Truth is, Christian space in Scotland is rapidly shrinking, even on simple matters like getting to church on Sunday.  Now, it transpires, the crew of the Uig-Tarbert ferry are to be denied that privilege, as CalMac once again joins forces with local anti-Christian voices to drive yet another nail into the coffin (as they see it) of Highland Evangelicalism.

Many will see this as no more than justice.  One of the great Scottish myths is that for four hundred years Calvinism dominated the life of Scotland and that this explains all our problems from endemic national alcoholism to our failure to produce great epic drama.  Everything is the fault of John Knox.

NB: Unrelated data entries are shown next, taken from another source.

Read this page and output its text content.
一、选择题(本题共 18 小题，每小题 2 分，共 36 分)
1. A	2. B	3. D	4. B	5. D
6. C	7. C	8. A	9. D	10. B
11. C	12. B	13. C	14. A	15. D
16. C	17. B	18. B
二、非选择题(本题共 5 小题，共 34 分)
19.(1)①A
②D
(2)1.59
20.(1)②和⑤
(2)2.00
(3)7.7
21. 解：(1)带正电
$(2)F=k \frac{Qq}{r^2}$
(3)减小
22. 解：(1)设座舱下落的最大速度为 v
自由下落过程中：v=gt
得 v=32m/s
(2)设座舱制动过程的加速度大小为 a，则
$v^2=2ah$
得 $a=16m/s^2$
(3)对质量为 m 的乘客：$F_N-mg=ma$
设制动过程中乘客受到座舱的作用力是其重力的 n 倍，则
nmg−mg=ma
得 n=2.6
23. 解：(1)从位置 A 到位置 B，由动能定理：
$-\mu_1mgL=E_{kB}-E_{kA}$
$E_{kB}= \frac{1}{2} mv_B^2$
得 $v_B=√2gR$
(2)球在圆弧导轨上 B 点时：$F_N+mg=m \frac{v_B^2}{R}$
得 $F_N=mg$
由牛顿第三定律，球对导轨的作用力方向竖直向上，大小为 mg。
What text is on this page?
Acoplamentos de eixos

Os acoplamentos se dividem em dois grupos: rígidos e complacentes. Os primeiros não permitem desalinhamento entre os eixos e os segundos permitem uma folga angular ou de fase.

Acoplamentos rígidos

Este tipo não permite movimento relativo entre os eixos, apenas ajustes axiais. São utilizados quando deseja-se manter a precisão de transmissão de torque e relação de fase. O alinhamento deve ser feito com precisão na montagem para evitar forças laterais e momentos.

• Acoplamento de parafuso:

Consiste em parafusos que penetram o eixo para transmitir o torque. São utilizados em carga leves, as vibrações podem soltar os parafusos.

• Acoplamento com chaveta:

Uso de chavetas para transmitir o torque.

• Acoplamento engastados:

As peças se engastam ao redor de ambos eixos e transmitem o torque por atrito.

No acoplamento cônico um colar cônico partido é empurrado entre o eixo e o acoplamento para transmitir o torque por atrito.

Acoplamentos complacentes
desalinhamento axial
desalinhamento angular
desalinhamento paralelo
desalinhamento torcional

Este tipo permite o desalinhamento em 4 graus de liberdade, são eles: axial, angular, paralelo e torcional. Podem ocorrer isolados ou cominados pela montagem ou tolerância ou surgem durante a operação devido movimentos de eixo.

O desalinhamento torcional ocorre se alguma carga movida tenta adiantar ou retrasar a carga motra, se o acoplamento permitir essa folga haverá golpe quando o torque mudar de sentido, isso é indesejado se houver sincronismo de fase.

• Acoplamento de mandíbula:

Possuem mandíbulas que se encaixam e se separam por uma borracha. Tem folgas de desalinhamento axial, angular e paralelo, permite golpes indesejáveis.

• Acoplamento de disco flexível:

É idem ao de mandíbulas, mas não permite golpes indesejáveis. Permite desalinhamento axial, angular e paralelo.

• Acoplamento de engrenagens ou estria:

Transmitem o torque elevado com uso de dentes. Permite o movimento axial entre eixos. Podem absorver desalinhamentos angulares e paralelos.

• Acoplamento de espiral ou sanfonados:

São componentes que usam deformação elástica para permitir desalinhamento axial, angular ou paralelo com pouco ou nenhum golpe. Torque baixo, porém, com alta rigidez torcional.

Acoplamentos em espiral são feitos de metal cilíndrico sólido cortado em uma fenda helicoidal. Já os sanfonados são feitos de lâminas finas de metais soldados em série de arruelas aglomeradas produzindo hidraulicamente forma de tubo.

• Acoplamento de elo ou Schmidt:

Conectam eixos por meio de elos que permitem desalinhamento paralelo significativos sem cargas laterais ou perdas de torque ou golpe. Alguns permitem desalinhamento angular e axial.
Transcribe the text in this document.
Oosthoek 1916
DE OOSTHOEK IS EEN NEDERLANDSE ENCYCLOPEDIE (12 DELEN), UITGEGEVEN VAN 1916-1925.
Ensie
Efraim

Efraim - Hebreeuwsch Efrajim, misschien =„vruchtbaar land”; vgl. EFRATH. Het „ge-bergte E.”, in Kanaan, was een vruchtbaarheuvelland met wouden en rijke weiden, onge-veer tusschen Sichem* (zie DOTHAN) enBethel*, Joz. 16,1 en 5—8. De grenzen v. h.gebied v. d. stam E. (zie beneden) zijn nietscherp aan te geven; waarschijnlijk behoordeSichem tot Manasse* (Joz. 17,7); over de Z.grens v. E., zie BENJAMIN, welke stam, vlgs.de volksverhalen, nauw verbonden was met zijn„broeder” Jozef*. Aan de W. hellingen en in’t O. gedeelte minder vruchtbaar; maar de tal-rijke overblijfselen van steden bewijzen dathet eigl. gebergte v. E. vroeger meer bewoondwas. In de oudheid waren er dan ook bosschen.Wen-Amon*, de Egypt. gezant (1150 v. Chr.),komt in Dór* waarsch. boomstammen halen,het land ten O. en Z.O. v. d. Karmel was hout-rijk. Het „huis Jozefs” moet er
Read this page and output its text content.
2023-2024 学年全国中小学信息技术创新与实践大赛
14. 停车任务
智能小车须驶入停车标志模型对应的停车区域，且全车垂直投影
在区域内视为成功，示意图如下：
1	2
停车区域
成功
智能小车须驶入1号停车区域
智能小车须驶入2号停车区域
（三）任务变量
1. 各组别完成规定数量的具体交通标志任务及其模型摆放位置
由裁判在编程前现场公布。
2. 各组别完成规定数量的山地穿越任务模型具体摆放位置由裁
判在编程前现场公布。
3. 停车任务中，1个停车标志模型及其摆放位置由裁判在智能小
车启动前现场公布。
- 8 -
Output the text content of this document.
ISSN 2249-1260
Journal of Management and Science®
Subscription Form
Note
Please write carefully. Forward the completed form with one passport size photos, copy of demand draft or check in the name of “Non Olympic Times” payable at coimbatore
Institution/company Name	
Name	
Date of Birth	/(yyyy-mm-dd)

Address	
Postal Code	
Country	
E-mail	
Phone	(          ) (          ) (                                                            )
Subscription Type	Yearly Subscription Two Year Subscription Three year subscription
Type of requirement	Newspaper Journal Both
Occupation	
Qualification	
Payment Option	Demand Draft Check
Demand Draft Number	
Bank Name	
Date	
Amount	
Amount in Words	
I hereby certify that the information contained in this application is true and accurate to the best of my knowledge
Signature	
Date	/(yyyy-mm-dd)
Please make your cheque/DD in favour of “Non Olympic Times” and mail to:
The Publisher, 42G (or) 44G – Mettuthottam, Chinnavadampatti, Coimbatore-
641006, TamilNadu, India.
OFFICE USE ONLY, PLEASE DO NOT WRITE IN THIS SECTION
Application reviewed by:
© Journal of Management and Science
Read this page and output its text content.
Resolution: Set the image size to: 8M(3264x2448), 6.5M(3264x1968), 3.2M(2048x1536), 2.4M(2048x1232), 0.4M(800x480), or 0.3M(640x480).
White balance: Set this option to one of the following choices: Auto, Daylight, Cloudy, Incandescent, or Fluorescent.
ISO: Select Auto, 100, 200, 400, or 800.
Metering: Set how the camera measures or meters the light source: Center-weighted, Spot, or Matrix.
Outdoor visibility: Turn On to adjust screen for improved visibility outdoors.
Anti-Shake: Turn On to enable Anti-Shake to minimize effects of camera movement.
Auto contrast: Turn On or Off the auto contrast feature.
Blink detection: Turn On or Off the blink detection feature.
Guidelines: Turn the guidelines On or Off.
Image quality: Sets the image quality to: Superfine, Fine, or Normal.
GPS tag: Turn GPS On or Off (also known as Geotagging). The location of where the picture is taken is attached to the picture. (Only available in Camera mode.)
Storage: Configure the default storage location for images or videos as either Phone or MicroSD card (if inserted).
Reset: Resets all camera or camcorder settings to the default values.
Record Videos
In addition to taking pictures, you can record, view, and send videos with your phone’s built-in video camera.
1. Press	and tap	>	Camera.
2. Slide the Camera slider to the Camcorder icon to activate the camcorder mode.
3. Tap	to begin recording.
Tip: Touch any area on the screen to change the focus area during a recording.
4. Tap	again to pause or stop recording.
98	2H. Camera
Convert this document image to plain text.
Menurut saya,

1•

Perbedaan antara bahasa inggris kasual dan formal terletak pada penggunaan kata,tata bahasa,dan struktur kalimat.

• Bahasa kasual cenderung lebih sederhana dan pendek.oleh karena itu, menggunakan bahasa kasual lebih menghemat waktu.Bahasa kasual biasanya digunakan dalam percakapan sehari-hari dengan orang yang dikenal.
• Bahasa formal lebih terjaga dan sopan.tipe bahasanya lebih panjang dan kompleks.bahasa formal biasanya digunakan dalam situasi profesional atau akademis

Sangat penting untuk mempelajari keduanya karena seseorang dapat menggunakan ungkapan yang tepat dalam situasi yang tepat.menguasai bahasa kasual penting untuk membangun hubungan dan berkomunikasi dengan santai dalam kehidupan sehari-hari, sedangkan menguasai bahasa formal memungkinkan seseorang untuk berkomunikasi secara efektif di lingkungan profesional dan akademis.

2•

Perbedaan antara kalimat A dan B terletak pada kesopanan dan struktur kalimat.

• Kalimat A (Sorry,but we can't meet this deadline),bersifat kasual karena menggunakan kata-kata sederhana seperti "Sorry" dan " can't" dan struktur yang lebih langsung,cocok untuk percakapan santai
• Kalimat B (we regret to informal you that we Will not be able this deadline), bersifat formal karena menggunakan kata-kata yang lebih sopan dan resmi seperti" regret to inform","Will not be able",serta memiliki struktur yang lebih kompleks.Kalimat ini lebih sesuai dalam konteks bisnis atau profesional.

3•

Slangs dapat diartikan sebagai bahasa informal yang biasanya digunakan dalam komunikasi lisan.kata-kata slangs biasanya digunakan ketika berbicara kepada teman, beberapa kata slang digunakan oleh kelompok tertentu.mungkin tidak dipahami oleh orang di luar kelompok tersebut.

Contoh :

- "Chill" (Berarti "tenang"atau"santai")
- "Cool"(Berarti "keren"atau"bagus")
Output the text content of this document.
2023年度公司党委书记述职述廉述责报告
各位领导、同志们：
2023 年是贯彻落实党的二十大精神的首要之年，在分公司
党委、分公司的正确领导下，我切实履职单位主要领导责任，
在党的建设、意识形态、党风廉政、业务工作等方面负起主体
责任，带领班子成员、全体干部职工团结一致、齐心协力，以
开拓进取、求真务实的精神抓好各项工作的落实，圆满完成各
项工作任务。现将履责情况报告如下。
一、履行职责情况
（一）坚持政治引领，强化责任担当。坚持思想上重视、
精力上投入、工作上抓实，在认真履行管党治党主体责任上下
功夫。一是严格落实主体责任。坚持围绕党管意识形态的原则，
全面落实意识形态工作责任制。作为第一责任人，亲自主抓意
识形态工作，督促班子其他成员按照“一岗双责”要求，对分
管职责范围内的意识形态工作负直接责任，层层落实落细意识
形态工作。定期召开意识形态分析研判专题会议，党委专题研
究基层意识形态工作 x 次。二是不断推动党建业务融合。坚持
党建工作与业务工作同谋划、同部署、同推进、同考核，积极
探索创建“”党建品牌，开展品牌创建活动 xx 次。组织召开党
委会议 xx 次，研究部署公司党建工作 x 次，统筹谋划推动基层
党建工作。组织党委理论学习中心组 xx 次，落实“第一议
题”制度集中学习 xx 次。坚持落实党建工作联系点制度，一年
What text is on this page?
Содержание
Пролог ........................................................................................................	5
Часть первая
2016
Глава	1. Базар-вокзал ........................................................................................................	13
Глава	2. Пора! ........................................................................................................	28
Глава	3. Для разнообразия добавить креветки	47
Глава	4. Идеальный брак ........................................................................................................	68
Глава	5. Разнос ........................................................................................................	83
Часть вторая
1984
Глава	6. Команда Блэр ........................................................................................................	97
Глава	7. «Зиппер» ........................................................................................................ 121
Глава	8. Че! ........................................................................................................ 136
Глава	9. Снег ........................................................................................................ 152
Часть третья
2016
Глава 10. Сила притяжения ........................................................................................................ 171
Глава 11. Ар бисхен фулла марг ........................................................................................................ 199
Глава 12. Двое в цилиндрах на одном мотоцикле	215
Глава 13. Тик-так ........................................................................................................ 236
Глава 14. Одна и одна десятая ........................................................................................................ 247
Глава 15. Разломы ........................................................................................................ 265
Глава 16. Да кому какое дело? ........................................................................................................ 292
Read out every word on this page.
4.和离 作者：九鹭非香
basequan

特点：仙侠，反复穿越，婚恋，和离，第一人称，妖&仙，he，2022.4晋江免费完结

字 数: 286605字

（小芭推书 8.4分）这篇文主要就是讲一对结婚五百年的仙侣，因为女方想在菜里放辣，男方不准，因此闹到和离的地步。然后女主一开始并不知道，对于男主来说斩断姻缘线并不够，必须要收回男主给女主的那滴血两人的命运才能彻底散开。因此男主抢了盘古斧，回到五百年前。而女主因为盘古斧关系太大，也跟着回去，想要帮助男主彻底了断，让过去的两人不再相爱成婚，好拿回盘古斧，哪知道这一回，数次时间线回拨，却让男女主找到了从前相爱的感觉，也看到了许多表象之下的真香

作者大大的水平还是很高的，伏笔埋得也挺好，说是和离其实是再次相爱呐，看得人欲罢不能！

In reality, Knox never succeeded in consolidating the Reformation, and when he died in 1572 his idea of the godly commonwealth was still only a dream.  Though the nation became officially Protestant in 1560, parliament refused to endorse the First Book of Discipline, thus denying Scotland the hope of a school in every parish, a university in every town and proper provision for the poor.  These could all have been funded from the immense wealth of the mediaeval church, but our so-called noble families had their own greedy eyes on that wealth, and they grabbed it shamelessly.  That is why their heirs today deserve not a shred of respect.  They built their ‘nobility’ by rapacity, on the ashes of a noble dream.

The fortunes of the Reformed Church scarcely improved in the following centuries.  The Stewart kings, ruling as absolute monarchs, showed undisguised hatred towards Presbyterianism, banishing its leaders and imposing episcopacy until at last there came Charles II, the vilest of them all, who treated Presbyterians as Hitler treated Jews.  By the time the last Stewart passed from the scene it was 1690, and the Reformation was still far from secure.

It was into this situation that William of Orange walked, vowing moderation, and within a few years this moderation had turned to Moderatism, which for over a hundred years provided Scotland’s parishes with a succession of clergy of whom the philosopher, Francis Hutcheson (who taught them), said that the whole study of candidates for the ministry was ‘servile compliance with the humour of some great lord who has many churches in his gift’.  These men banished Calvinism and earned credit only as the best dancers, the best drinkers and the best farmers in the parish.

Even in the mid-19th century, the Calvinist revival which accompanied the Disruption was blasted on the vine by the frosts of Darwinism and an alien German philosophy.  By the outbreak of the Great War, such Calvinism as remained was dumb; and the 20th century heard no conspicuous Scottish Calvinist voice.

Scotland will have to find something else to blame for its neuroses and its artistic failures.  But in the meantime it should ponder the fact that its most successful ventures into creative literature (the poems of Burns, the novels of Scott and the bardachd of the Gaelic renaissance) would never have come into being without Calvinism.  It provided them with a whipping-boy.

I have no inclination to whitewash Calvinists: I have known some horrid ones, who claimed the label, but knew little of the reality.  But by this time, we Calvinists should be used to speaking, unheard, from the edge, our holy day lost, our routes to church closed and liberals constantly denying us freedom.

But our cultured elite should also be asking themselves a question.  Why does art always go where the money is?

This article first appeared in the West Highland Free Press, 7 October 2011.